Différentes forces de police couvrant l’ensemble du Henan, dont les 99 millions d’habitants en font la troisième province chinoise par la population, seront connectées à la plateforme afin de passer à l’action en cas d’avertissement, explique l’appel d’offres.

Des avertissements seront déclenchés si un journaliste se trouvant dans le Henan s’enregistre dans un hôtel, achète un billet ou traverse la frontière provinciale, selon l’appel d’offres.

« Les personnes suspectes doivent être suivies et contrôlées, des analyses de recherche dynamiques et des évaluations des risques doivent être effectuées, et les journalistes traités selon leur catégorie », indique l’appel d’offres.

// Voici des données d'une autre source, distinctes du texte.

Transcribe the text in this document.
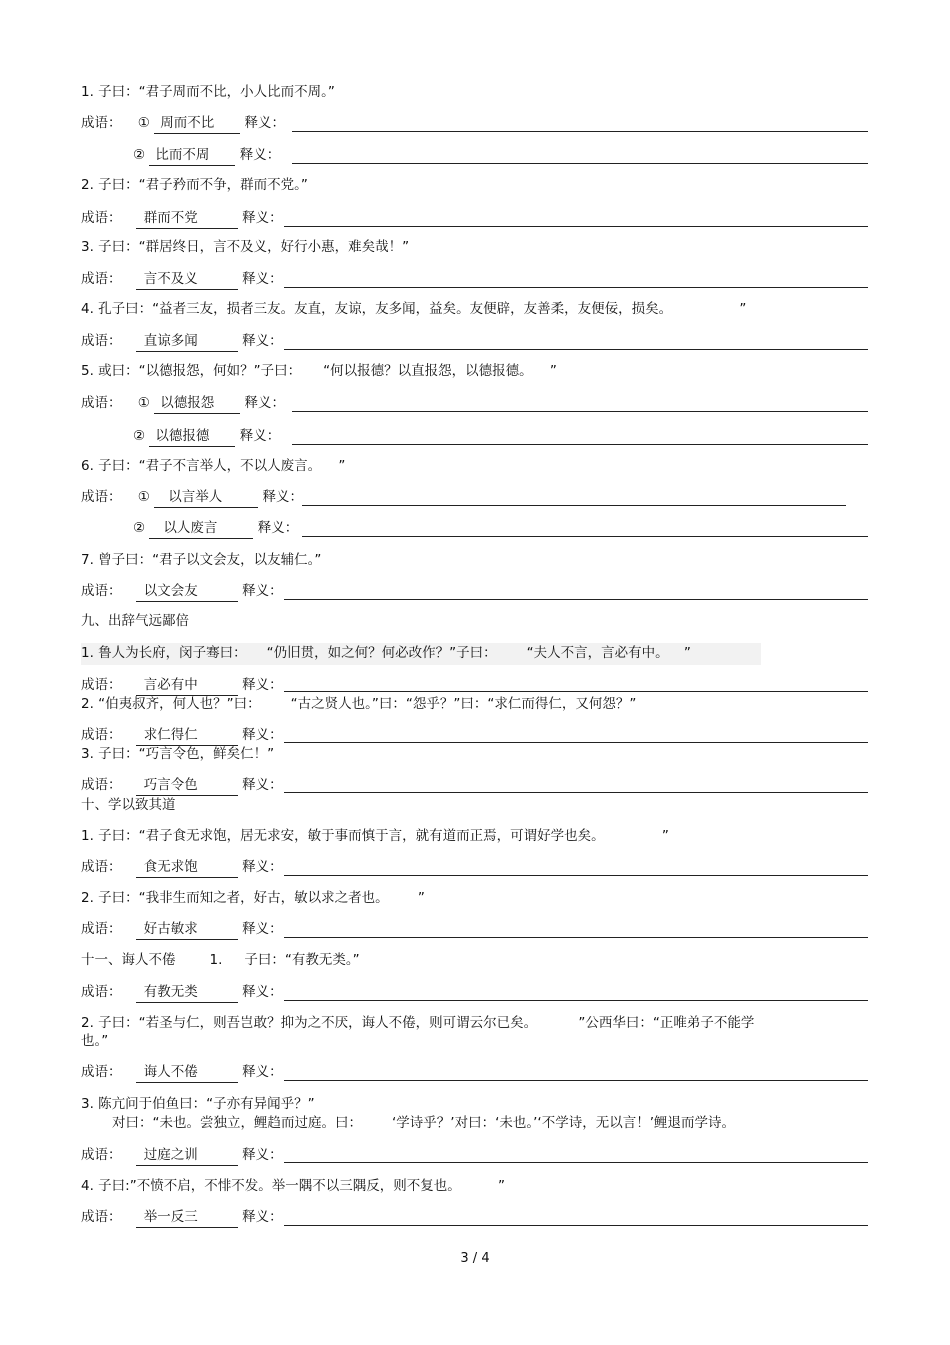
1. 子曰：“君子周而不比，小人比而不周。”
成语： ① 周而不比 释义：
② 比而不周 释义：
2. 子曰：“君子矜而不争，群而不党。”
成语： 群而不党	释义：
3. 子曰：“群居终日，言不及义，好行小惠，难矣哉！”
成语： 言不及义	释义：
4. 孔子曰：“益者三友，损者三友。友直，友谅，友多闻，益矣。友便辟，友善柔，友便佞，损矣。	”
成语： 直谅多闻	释义：
5. 或曰：“以德报怨，何如？”子曰： “何以报德？以直报怨，以德报德。 ”
成语： ① 以德报怨 释义：
② 以德报德 释义：
6. 子曰：“君子不言举人，不以人废言。 ”
成语： ① 以言举人	释义：
② 以人废言	释义：
7. 曾子曰：“君子以文会友，以友辅仁。”
成语： 以文会友	释义：
九、出辞气远鄙倍
1. 鲁人为长府，闵子骞曰： “仍旧贯，如之何？何必改作？”子曰： “夫人不言，言必有中。 ”
成语： 言必有中	释义：
2. “伯夷叔齐，何人也？”曰： “古之贤人也。”曰：“怨乎？”曰：“求仁而得仁，又何怨？”
成语： 求仁得仁	释义：
3. 子曰：“巧言令色，鲜矣仁！”
成语： 巧言令色	释义：
十、学以致其道
1. 子曰：“君子食无求饱，居无求安，敏于事而慎于言，就有道而正焉，可谓好学也矣。	”
成语： 食无求饱	释义：
2. 子曰：“我非生而知之者，好古，敏以求之者也。	”
成语： 好古敏求	释义：
十一、诲人不倦	1. 子曰：“有教无类。”
成语： 有教无类	释义：
2. 子曰：“若圣与仁，则吾岂敢？抑为之不厌，诲人不倦，则可谓云尔已矣。	”公西华曰：“正唯弟子不能学
也。”
成语： 诲人不倦	释义：
3. 陈亢问于伯鱼曰：“子亦有异闻乎？”
对曰：“未也。尝独立，鲤趋而过庭。曰： ‘学诗乎？’对曰：‘未也。’‘不学诗，无以言！’鲤退而学诗。
成语： 过庭之训	释义：
4. 子曰:”不愤不启，不悱不发。举一隅不以三隅反，则不复也。	”
成语： 举一反三	释义：
3 / 4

L’appel d’offres a également détaillé différents systèmes d’alerte précoce pour les autres groupes.

Les groupes de défense de la liberté de la presse affirment que le parti communiste chinois au pouvoir a renforcé son contrôle sur les médias depuis que le président chinois, Xi Jinping, a pris ses fonctions en 2012.

En février, le Club des correspondants étrangers de Chine (FCCC) a déclaré que la Chine avait utilisé des mesures de prévention des coronavirus, des intimidations et des restrictions de visa pour limiter les reportages étrangers en 2020, citant les réponses à une enquête annuelle de correspondants et des entretiens avec des chefs de bureau.

Alors que la plupart du document du Henan fait référence à des journalistes, plusieurs segments spécifient des « journalistes étrangers ».

En octobre de l’année dernière, le gouvernement du Henan a publié sur sa plateforme d’approvisionnement pour les fournisseurs potentiels un bref résumé du projet envisagé dans lequel il a déclaré que le système serait « centré sur les étrangers » et aiderait à « protéger la souveraineté, la sécurité et les intérêts nationaux ».

Le contrat a fait l’objet d’un appel d’offres le 29 juillet, quelques jours après que des journalistes étrangers de la BBC, du LA Times, de l’Agence France-Presse et d’autres reportant sur les inondations dévastatrices dans le Henan aient été la cible d’une campagne nationaliste sur la plateforme de médias sociaux chinoise fortement censurée Weibo.

La FCCC a déclaré à l’époque qu’il était «très concerné assister au harcèlement en ligne et hors ligne des journalistes » couvrant les inondations. Il décrit comment, par exemple, un compte Weibo a demandé à ses 1,6 million d’abonnés de signaler les allées et venues d’un journaliste étranger qui couvrait les inondations.